Frozen fruit sold at Costco recalled due to possible hepatitis A contamination


(NEW YORK) — Wawona Frozen Foods, Inc. has issued a voluntary recall on large bags of frozen fruit that were sold at Costco Wholesale stores in five states.

The recall includes year-old, 4-pound packages of Wawona Frozen Foods Organic DayBreak Blend that were distributed from April 15, 2022, to June 26, 2022.

“The DayBreak Blend includes organic frozen strawberries grown in Mexico which may have the potential to be contaminated with Hepatitis A,” a recall notice posted on the U.S. Food and Drug Administration website stated.

The impacted products were sent to Costco locations across Arizona, California, Colorado, Utah and Washington.

Wawona Frozen Foods said the recall was issued “out of an abundance of caution” and that there have been no reported illnesses as of time of publication.

“While the Organic DayBreak Blend was distributed to Costco stores last year, they have ‘Use By’ dates of 09/23/2023, 09/29/2023, 09/30/2023 and 10/18/2023 therefore consumers are urged to check their freezers for the recalled blend, not to consume it and either discard the product or return it to the store for a refund,” the recall notice stated.

The products are no longer available in store for purchase and any Organic DayBreak Blend products currently on shelves with different lot codes or purchase dates are not subject to this recall.

“Wawona Frozen Foods is fully cooperating with federal health officials as well as Costco to ensure consumers are alerted about the recalled Organic DayBreak Blend distributed by Wawona Frozen Foods last year,” the recall notice stated.

Click here for full product images and lot code information.

Hepatitis A is “a vaccine-preventable liver infection caused by the hepatitis A virus,” according to the U.S. Centers for Disease Control and Prevention.
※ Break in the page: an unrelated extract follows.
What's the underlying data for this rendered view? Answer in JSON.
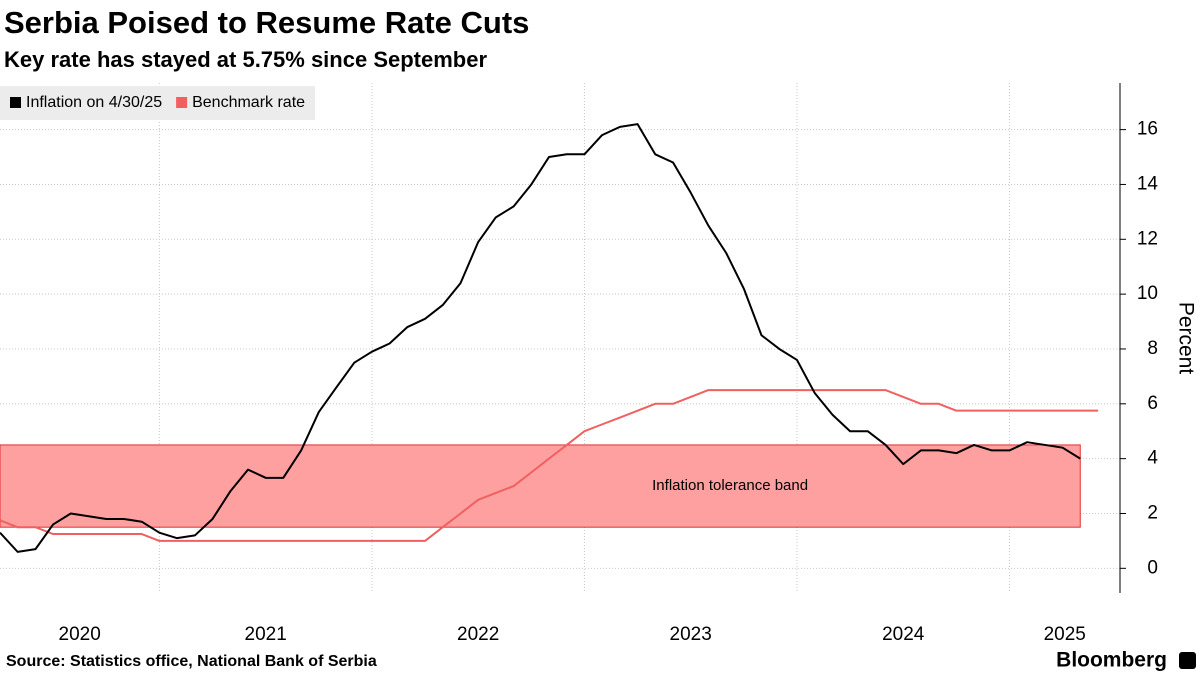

“Hepatitis A is very contagious,” the CDC states. “It is spread when someone unknowingly ingests the virus — even in microscopic amounts — through close personal contact with an infected person or through eating contaminated food or drink.”

The hepatitis A virus can remain active in frozen foods.

According to the CDC, people who contract hepatitis A “may feel sick for a few weeks to several months but usually recover completely and do not have lasting liver damage.”

“In rare cases, hepatitis A can cause liver failure and even death; this is more common in older people and in people with other serious health issues, such as chronic liver disease,” the CDC states.

Symptoms of hepatitis A can include fatigue, nausea, stomach pain and yellowing of the skin known as jaundice, and can last up to two months, according to the agency.

“The best way to prevent hepatitis A is to get vaccinated,” the CDC states.